La chaîne de valeur 4.0

mardi, 03.09.2019

Xavier Comtesse*

Xavier Comtesse

La chaîne de valeur est une approche systématique visant à examiner le développement d’un avantage concurrentiel. Développée par le professeur Michael Porter de l’Université Harvard à la fin des années 80, c’est une approche bien connue dans le monde anglo-saxon. Il l’a diffusé en français plus tardivement dans son livre «L’avantage concurrentiel» en 2003, aux éditions Dunod.
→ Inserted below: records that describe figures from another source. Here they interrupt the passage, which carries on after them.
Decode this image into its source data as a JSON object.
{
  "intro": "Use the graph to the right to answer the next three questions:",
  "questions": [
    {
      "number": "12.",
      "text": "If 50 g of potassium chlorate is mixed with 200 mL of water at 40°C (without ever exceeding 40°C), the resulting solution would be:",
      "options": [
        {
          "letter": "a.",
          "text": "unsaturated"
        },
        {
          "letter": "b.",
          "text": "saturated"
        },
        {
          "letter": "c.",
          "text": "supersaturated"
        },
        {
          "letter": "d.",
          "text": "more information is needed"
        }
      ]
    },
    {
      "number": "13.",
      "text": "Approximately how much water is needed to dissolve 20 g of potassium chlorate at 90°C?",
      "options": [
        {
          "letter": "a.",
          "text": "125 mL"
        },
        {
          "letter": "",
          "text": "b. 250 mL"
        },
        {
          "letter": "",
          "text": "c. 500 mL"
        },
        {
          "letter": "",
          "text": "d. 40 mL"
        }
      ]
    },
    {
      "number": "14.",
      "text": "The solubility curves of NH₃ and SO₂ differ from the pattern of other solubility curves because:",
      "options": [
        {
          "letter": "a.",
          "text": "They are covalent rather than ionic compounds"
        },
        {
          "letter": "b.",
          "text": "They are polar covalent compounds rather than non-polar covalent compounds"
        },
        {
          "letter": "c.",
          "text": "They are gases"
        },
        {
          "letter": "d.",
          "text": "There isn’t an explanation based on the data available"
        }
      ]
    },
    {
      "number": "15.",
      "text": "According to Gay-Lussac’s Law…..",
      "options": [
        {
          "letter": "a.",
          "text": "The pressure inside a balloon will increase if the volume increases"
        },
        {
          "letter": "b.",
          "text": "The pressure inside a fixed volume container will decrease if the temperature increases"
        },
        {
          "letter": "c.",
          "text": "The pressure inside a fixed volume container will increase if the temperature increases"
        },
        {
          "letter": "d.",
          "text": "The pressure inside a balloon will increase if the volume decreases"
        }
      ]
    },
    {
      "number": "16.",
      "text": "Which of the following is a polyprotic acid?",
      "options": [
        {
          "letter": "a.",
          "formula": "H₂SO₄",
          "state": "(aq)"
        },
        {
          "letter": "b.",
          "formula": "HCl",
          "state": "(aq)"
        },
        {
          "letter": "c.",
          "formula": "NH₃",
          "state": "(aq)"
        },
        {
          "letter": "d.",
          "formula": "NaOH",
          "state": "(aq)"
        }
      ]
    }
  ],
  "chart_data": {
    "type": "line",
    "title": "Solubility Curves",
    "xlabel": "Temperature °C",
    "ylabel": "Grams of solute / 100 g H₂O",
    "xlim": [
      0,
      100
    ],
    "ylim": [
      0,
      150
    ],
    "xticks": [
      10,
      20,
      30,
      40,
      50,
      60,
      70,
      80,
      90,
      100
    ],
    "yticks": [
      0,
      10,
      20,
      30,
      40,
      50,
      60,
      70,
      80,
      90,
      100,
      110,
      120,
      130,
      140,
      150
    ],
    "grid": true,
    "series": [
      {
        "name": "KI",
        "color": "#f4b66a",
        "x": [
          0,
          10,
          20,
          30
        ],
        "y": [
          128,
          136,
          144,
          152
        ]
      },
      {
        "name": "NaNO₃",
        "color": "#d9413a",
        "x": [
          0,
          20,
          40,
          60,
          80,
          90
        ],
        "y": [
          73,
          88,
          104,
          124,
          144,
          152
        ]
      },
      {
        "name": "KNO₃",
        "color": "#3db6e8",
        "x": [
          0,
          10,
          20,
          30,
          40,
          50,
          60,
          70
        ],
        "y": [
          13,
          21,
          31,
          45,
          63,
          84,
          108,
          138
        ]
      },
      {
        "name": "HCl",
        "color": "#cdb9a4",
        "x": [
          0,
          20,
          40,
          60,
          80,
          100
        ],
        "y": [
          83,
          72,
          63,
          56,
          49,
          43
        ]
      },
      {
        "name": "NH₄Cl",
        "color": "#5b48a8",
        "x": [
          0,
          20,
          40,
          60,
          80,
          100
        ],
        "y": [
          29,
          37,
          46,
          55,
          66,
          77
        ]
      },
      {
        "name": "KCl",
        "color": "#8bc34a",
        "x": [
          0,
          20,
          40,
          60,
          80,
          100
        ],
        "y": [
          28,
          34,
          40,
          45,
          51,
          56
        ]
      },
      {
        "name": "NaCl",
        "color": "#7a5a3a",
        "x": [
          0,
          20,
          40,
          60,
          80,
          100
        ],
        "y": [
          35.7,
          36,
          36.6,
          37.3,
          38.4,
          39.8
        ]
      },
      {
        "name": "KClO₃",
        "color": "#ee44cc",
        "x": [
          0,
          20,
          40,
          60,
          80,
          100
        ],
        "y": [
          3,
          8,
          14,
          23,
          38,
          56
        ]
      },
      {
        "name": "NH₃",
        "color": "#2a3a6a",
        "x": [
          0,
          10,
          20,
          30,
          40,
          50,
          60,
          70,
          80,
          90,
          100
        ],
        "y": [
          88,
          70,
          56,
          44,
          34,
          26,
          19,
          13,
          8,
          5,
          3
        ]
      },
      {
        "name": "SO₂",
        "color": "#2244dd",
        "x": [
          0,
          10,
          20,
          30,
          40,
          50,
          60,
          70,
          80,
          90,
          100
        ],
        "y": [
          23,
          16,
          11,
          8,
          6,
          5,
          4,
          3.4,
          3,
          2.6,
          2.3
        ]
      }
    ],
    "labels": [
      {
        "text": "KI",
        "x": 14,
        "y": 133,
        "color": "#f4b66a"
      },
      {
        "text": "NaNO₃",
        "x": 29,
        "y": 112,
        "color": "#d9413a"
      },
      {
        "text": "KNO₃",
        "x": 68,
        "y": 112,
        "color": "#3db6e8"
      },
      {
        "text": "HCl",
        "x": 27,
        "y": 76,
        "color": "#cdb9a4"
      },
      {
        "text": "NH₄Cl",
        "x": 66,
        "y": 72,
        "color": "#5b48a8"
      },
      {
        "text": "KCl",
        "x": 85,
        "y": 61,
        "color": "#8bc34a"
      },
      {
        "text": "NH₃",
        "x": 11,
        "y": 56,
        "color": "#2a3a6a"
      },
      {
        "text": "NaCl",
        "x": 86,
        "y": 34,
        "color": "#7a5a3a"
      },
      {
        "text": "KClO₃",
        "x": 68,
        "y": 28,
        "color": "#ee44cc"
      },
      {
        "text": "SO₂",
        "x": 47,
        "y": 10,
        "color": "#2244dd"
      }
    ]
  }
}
La chaîne de valeur est une approche systématique visant à examiner le développement d’un avantage concurrentiel. Développée par le professeur Michael Porter de l’Université Harvard à la fin des années 80, c’est une approche bien connue dans le monde anglo-saxon. Il l’a diffusé en français plus tardivement dans son livre «L’avantage concurrentiel» en 2003, aux éditions Dunod.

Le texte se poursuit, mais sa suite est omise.